Stillness, Discomfort, and How to Embrace It
How do you feel when you’re completely still?
I was thinking about this yesterday, as I meandered through my morning, with no classes to teach or clients to meet with. It’s taken a long time for me to be comfortable with doing nothing. I always struggled with it, and still do from time to time. For years, I mistook that as part of perfectionism, but as time has passed, I’ve realized it has nothing to do with my drive, ambition, or energy.
The discomfort came from the uncertainty of an unplanned day, but mostly the fear of just being still with myself. This is very much wrapped up in the depths of anxiety.
As I developed tools to manage the root of that anxiety over the last decade, I began to see things from an entirely different vantage point. I sat with my feelings. Instead of overthinking them and allowing them to spiral out of control, I processed them in a dialogue with myself.
Think this doesn’t apply to you because you don’t have an anxiety disorder? Think again.

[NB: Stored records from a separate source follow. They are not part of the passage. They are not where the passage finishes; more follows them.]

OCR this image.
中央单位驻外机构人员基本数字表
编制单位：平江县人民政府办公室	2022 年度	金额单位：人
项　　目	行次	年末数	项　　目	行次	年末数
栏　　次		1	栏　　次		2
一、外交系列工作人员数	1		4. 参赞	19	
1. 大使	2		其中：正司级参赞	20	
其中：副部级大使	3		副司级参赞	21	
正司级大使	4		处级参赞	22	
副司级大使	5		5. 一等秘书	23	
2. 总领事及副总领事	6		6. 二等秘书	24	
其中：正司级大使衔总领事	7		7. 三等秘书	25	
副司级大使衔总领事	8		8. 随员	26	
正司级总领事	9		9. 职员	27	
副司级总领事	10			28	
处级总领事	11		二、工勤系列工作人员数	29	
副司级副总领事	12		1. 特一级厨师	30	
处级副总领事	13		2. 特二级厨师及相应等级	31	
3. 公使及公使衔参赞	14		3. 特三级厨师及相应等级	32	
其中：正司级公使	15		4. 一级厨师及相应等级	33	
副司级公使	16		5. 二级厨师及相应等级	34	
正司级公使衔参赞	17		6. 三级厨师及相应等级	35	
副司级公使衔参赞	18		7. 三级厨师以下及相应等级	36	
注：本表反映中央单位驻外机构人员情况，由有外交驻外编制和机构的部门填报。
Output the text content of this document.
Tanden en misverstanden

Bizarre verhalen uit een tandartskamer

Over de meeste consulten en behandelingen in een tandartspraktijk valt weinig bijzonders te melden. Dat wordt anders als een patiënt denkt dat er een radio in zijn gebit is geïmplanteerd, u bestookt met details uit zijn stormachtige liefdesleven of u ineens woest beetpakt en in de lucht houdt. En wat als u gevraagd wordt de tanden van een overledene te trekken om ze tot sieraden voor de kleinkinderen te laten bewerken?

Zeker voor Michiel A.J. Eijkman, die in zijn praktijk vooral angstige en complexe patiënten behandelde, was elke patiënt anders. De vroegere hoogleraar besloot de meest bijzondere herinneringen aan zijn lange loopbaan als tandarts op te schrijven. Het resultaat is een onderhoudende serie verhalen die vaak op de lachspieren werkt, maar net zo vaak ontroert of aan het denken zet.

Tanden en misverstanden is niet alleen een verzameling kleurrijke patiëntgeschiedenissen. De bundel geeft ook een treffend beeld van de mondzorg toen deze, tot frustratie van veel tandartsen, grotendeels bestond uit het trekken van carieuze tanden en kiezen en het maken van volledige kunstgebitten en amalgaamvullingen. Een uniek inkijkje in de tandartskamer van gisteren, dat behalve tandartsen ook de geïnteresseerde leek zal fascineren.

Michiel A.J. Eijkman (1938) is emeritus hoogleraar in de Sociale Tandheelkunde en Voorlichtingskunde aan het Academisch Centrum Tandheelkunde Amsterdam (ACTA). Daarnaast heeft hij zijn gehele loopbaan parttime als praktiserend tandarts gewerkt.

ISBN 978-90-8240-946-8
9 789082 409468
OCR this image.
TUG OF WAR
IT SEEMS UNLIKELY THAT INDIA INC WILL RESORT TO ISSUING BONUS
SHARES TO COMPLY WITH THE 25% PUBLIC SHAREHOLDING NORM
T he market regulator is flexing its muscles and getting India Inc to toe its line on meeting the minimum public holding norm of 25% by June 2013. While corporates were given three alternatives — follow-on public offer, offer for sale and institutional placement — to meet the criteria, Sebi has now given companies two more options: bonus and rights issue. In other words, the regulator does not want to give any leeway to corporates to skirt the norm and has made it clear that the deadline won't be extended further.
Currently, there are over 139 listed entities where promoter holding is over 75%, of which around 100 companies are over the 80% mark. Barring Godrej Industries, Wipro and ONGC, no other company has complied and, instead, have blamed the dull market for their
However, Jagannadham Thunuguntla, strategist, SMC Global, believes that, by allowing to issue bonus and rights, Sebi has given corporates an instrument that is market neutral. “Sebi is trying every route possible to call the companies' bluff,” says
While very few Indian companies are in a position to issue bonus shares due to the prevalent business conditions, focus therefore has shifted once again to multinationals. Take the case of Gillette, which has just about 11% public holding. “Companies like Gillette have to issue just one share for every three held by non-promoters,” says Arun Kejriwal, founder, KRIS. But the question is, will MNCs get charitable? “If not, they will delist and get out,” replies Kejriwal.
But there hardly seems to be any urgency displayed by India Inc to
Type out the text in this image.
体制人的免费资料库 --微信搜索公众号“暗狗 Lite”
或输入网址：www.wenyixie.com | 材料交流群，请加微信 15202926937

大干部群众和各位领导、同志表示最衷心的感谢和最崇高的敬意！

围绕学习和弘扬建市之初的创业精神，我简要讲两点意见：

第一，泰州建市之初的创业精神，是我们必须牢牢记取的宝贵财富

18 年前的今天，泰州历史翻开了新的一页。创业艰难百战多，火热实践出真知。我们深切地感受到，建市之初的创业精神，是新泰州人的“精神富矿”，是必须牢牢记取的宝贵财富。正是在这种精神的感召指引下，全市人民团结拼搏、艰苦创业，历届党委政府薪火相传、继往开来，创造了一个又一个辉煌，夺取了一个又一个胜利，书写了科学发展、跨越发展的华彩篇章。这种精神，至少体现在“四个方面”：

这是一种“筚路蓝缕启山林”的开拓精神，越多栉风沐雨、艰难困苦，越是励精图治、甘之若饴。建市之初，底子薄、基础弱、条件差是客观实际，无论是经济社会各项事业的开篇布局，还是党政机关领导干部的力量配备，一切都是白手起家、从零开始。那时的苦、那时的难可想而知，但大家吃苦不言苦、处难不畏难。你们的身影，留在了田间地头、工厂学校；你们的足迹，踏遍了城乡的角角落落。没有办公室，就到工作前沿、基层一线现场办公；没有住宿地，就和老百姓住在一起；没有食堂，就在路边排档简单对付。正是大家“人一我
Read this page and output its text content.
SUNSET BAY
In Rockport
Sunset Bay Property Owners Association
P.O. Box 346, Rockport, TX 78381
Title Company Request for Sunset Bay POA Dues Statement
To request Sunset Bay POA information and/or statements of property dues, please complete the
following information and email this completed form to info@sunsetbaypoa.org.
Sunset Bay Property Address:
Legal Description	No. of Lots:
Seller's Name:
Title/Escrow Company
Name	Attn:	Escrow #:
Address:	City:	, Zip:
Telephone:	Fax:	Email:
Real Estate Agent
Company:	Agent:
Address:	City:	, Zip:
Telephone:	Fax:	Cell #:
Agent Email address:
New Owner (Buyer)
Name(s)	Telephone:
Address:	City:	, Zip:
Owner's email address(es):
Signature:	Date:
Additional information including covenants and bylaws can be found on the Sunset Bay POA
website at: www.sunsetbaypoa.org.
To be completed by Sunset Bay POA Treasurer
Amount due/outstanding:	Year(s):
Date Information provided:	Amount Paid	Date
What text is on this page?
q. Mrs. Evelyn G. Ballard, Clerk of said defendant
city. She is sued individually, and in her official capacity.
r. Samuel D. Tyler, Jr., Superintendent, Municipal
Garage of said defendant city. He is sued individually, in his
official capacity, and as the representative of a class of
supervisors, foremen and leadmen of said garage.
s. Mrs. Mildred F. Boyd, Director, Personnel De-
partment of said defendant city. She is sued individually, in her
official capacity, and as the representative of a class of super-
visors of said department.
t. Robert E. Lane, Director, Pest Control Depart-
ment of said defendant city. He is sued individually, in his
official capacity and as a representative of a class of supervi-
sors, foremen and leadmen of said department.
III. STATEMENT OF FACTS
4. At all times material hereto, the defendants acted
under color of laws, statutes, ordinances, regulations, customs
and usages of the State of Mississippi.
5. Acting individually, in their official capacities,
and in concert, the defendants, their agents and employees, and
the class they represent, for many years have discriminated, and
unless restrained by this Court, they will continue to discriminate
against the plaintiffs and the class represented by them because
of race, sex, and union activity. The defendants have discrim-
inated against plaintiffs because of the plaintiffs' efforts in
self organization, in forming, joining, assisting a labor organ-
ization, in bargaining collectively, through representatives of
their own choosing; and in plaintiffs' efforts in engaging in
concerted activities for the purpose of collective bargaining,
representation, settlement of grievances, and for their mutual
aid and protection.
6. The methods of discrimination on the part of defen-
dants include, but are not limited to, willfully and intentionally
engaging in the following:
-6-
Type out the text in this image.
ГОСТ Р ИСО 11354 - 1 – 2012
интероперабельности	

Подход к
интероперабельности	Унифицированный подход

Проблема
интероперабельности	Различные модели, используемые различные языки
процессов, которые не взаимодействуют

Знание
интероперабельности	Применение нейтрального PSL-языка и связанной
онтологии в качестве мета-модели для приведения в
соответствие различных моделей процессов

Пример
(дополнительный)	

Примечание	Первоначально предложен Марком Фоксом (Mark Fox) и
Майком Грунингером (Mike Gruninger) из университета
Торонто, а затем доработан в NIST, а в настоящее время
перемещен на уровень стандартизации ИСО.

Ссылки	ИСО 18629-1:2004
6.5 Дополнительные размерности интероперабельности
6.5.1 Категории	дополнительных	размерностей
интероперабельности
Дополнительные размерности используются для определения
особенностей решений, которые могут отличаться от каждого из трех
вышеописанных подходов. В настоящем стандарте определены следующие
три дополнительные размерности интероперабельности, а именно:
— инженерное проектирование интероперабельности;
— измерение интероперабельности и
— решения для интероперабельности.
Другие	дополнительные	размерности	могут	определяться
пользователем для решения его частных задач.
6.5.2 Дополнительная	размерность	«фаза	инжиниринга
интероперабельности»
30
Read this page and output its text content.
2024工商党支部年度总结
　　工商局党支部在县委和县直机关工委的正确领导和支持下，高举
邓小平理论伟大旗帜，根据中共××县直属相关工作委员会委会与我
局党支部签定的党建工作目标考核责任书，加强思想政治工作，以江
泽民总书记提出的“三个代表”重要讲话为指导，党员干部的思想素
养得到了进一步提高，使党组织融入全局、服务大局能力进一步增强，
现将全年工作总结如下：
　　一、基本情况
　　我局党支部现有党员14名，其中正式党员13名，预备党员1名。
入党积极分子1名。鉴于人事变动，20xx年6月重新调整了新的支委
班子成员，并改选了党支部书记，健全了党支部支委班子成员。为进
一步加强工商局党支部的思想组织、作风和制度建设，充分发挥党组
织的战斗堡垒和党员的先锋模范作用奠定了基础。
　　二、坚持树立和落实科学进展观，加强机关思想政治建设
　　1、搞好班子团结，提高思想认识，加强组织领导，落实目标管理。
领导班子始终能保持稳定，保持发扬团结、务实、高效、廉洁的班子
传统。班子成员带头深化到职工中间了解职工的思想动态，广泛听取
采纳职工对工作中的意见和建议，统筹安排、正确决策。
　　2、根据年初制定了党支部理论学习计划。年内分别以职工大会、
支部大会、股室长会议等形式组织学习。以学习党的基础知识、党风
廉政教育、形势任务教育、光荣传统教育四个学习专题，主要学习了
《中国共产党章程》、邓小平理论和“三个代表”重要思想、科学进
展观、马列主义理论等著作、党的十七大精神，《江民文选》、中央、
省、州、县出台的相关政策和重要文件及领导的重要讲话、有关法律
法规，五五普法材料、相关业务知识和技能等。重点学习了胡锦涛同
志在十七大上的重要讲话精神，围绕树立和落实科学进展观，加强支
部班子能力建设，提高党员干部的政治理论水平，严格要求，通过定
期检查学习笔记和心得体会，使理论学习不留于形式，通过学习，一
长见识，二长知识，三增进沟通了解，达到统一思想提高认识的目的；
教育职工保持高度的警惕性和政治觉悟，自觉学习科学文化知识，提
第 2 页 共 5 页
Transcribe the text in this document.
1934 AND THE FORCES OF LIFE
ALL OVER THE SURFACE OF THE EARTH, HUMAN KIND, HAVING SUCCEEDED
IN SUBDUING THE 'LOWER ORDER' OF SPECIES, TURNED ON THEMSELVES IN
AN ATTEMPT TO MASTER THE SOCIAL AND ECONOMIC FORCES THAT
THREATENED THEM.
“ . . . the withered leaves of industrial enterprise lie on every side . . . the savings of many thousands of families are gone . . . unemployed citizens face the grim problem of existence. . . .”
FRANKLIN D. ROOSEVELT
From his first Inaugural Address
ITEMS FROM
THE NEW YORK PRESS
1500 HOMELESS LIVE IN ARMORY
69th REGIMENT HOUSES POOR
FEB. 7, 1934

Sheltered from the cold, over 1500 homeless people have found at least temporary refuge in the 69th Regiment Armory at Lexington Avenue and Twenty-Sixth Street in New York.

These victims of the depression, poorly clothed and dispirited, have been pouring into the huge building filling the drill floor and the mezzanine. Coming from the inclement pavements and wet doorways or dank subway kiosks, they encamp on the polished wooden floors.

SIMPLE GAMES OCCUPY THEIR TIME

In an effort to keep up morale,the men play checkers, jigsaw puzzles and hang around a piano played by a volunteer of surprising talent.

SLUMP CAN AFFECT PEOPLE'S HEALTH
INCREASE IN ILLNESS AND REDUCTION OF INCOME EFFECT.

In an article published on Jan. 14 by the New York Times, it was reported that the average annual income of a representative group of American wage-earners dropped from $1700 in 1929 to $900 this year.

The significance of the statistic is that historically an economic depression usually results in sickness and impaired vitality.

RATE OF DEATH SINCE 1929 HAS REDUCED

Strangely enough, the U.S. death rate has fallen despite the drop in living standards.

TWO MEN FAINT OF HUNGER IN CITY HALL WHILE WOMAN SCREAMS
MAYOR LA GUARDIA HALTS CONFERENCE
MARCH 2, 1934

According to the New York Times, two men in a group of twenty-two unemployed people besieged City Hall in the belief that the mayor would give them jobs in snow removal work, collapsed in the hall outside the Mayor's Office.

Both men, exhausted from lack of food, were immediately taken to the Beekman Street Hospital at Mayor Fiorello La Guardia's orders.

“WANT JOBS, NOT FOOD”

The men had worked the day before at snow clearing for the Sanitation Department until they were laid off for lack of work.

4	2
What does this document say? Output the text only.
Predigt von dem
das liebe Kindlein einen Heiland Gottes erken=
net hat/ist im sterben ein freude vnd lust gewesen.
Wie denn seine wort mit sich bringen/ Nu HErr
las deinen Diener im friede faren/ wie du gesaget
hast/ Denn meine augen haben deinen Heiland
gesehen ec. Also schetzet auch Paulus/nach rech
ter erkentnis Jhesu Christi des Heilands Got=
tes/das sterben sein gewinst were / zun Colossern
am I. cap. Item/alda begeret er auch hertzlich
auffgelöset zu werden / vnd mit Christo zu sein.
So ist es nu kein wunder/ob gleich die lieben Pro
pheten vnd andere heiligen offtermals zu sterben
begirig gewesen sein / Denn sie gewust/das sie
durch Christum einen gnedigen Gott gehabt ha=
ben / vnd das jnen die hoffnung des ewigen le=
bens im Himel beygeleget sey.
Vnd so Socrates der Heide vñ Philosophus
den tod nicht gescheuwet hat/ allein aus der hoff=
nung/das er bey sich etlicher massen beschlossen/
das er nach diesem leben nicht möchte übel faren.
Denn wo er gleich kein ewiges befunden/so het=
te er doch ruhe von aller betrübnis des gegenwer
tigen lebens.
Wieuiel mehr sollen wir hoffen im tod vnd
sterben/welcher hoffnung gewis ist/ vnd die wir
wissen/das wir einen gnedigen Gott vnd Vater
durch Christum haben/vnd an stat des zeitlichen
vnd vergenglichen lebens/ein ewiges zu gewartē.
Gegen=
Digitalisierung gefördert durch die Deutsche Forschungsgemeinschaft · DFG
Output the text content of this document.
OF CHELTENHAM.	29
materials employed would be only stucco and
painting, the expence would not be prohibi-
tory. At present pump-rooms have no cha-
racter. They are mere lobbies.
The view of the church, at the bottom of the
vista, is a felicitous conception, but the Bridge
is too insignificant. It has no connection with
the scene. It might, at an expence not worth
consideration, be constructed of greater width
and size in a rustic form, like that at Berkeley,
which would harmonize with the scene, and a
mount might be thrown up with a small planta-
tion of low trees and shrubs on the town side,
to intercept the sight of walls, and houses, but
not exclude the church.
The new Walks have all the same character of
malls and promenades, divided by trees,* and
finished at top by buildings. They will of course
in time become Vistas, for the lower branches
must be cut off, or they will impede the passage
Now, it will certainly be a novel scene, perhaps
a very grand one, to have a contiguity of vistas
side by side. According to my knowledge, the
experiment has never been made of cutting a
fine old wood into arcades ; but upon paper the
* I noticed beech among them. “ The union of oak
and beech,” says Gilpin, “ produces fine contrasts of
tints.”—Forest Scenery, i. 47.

I work on this with many of my athletes and clients. Let’s take an athlete as an example. Stillness and mindfulness, when you are pushing your body (willingly) to a place of discomfort (excruciating pain and exhaustion), are actually the tools you need to work through that hurt to the other side. What’s on the other side? Growth, adaptation, progress -- maybe even the finish line. If you can’t be with yourself, in your own head, for hours (or miles), how can you expect to endure hard things? When we turn this inner dialogue on, accept the thoughts in our head, acknowledge pain and discomfort, and choose to take those feelings head on -- that is the ability to overcome obstacles in its truest, purest form.
Meditation has become popularized for a similar reason. But your meditative experience does not have to look like someone else’s. Your meditation can be any form of stillness, of turning inward, of being in your own head without running away. It doesn’t have to look the way you might picture it -- legs crossed, sitting straight up, hands perched on your knees. No, it can take any form, as long as it transcends your emotional and physical barriers in a real way.
So what is the key to being still?
Acceptance. Accept the feelings. Accept the anxiety. Heck, have a conversation with it. Stay in that discomfort for longer than you want to, and teach yourself that you are okay there.
My anxiety is certainly not going anywhere, and I don’t think it needs to in order for me to move beyond it. Oddly enough, I don’t think I want it to go anywhere. It’s part of who I am -- so I sit with it. I observe it. I find humor in it when I can. I talk myself through it. I don’t need to control it, or distract myself from it by overplanning or being productive.
Being still, doing nothing...it’s not fruitless. It’s perhaps one of the biggest opportunities for growth. Because at the end of the day, decade...even life, we have our thoughts and feelings, and not much else. So don’t be afraid of them. Don’t let them steal your stillness. You have more control over the way you feel than you might think, and it might just be that you’re doing too much.